We began the week with a cake that was positively transporting. We first baked some dense, fudgy chocolate cake (clearly, a good start). Now, you occasionally see recipes that would have you take these cake layers and fill and frost them with a dense chocolate frosting, and then glaze it with chocolate, and then decorate it with chocolate, and then possibly even serve it with a chocolate sauce, and call it something like Chocolate Death. Yes, we get it, people love chocolate; you’re reading from one such person even now. But the truth is that many people, even those who wouldn’t admit it, like me, find desserts of this kind to be too rich. Beyond being too rich, though, they fail also to treat the eater to the ethereally perfect balance of texture that a good cake has. Well, there are reasons we’re learning all this. We did Pretty Icing Lesson No. 2 with the lightest frosting possible: whipped cream. While there’s nothing wrong with clean, fresh, lightly sweetened whipped cream, no one on my team argued when we were assigned caramel whipped cream. In a nutshell, this is made by melting some sugar into caramel, then (very carefully) pouring some cream into it, chilling it, and whipping it up. Really simple, and beyond excellent.
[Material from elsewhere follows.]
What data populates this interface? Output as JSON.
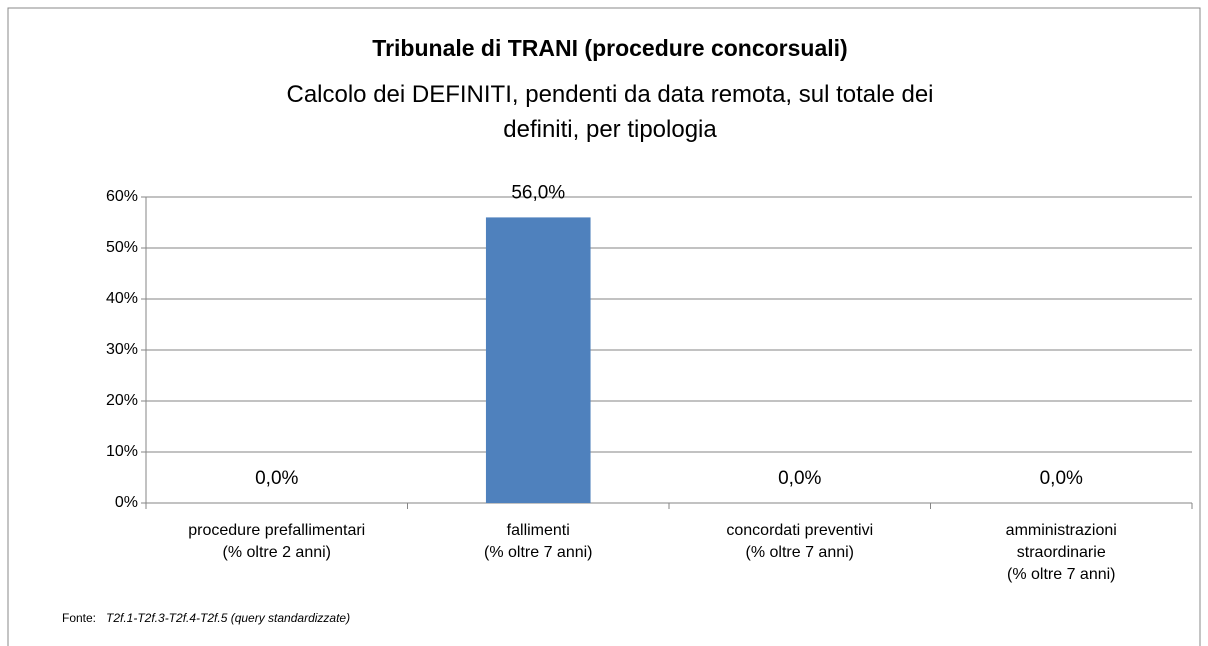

The resultant cake, which I suppose would be dense chocolate cake filled and iced with caramel whipped cream, was stupefyingly good. (Stupefyingly might not even be a word but it’s the only one that makes any sense.) When I brought this cake to work the following morning, it was like watching some sort of nature show. Not the kind where they’re all cute and cuddly, either, but more like one where the entire pack has been hunting unsuccessfully all summer, until this one particular day.

Don’t worry, bliss was soon supplanted as the ruling emotion in the class. We moved on to working with marzipan. Marzipan, which is a thick, sweet almond paste, can be sculpted into any shape which it will hold, barring natural disaster, indefinitely. When appropriately tinted, it can be used to create an infinite variety of decorations. We began with the most cliché design (and therefore the one we’ll need to know best): roses. My first try was less than triumphant, but on repeating it the second day I felt I had made enough progress to display a photograph. To do this, you flatten small balls of tinted marzipan on the table, further thinning the edges with the back of an immaculate spoon. You then filet the marzipan discs from the table with a sharp knife, and then roll each into a specific shape – the first of course being the center of the rose, with the petals following. It’s a good start.

We concluded the week with a cake that still cannot trump the aforementioned one in sheer eating pleasure, but whose appearance leapt far to the front of the elegance line. We used one batch of ganache for two different tasks – icing and glazing. We each took about half of our barely cooled, still liquid ganache, and whipped it. We used this whipped ganache to fill our yellow cake layers and to ice the tops and sides of our cakes. After letting the cakes solidify in the freezer, we reheated the now cooled remaining half of our ganache to a liquid consistency, and proceeded to pour it over them, enrobing them entirely in a satiny, mirror-finish layer of sumptuous dark chocolate. Combined with a bit of cornet work, some chocolate shavings, a little gold leaf, and a ribbon, I produced my first cake of showpiece appearance. I brought this one, too, into work the following morning. It was greeted with oohs and aahs and many declarations that it looked “too good to eat.”

How quickly our convictions crumble.